Rick and Linda Maddux were driving down San Felipe Road near the airport when the earthquake hit that October. Rick Maddux said the entire back end of their store building on San Benito Street was gone when they reached downtown.
The recovery would take time. Rick Maddux said he understands what business owners went through in the aftermath of Hurricane Katrina.
“I really feel sorry for those people on the Gulf Coast,” Rick Maddux said. “I know what it’s like.”
Three weeks of working out of space borrowed from Bumpy Picetti, a commercial insurance agent, put Maddux on edge about the security of his wares.

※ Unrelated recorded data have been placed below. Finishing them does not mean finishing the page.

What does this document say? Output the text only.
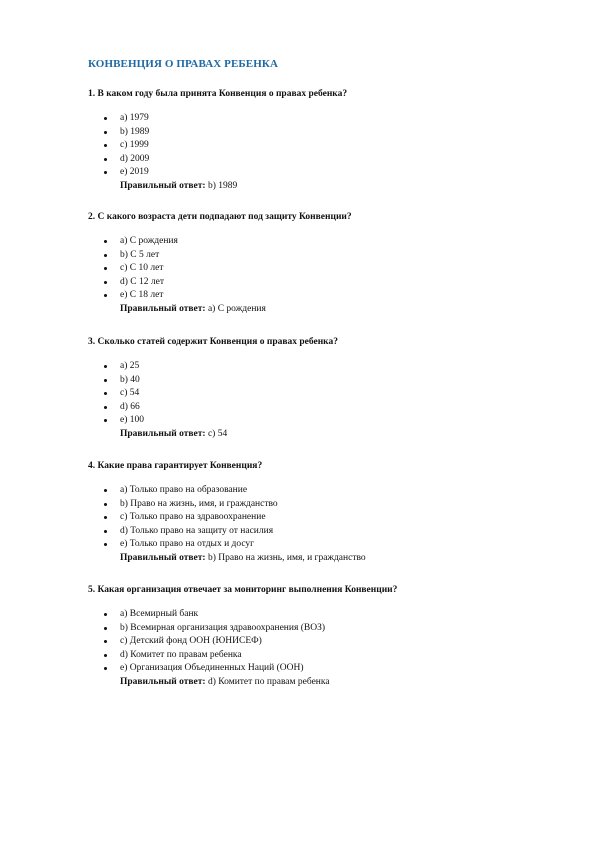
КОНВЕНЦИЯ О ПРАВАХ РЕБЕНКА
1. В каком году была принята Конвенция о правах ребенка?
a) 1979
b) 1989
c) 1999
d) 2009
e) 2019
Правильный ответ: b) 1989
2. С какого возраста дети подпадают под защиту Конвенции?
a) С рождения
b) С 5 лет
c) С 10 лет
d) С 12 лет
e) С 18 лет
Правильный ответ: a) С рождения
3. Сколько статей содержит Конвенция о правах ребенка?
a) 25
b) 40
c) 54
d) 66
e) 100
Правильный ответ: c) 54
4. Какие права гарантирует Конвенция?
a) Только право на образование
b) Право на жизнь, имя, и гражданство
c) Только право на здравоохранение
d) Только право на защиту от насилия
e) Только право на отдых и досуг
Правильный ответ: b) Право на жизнь, имя, и гражданство
5. Какая организация отвечает за мониторинг выполнения Конвенции?
a) Всемирный банк
b) Всемирная организация здравоохранения (ВОЗ)
c) Детский фонд ООН (ЮНИСЕФ)
d) Комитет по правам ребенка
e) Организация Объединенных Наций (ООН)
Правильный ответ: d) Комитет по правам ребенка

Making sales was also a struggle.
“There was a big recession that hit right after the earthquake,” Rick Maddux said. “It was dead around here.”
The shop moved across the street to its present 1,500-square-foot location in 1990.
As a “mom and pop” jewelry store, Maddux Jewelry has used customer service to survive six decades.
The store prides itself on not only its service, but also the selection it offers.
“That’s why you stay with the small designers and manufacturers,” Rick Maddux said. “They’re the ones who make the unique stuff. You can look at our merchandise mix and see that.”
Maddux Jewelers prides itself on excellent customer service. The Maddux family tries to educate its customers and help them get the most out of their budget.
“We’ve always tried to give people the benefit of intelligence,” Linda Maddux said.
Linda Maddux is accredited as a jewelry professional by the Gemological Institute of America. Rick Maddux is a graduate of the Gemological Institute of America’s diamonds program. He has more than 40 years of jewelry repair and design experience.
The family offers its customers unique and quality jewelry. Linda Maddux said customers who go for a cheap deals on jewelry often find themselves with problems down the road.
“If you buy quality, you only cry once,” Linda Maddux said.
The shop’s custom work has slowed in recent years, as back problems and the wear and tear of repairing jewelry has taken its toll on Rick Maddux.
“I spent years this close to everything,” Rick Maddux said with his hand several inches from his face. “I can’t do it anymore.”
However, the shop has customization capability, with the work being done off-site under the close supervision of Rick Maddux.
The store continues to change and add new elements. A trip to Belgium in October opened the family’s eyes to what it could do to bring customers a little extra.
Using pre-sales, the Madduxes traveled to the famed diamond houses of Antwerp, bringing back 15 to 20 diamonds up to half a carat larger than what customers were expecting. The family plans to make Belgium an annual destination.
Brian Marsmaker hopes to continue the 63-year-old family tradition. But he has some changes in mind.
“Where I’d like to see it go, if I take over the store, I would like it to be a more design-oriented place,” Marsmaker said.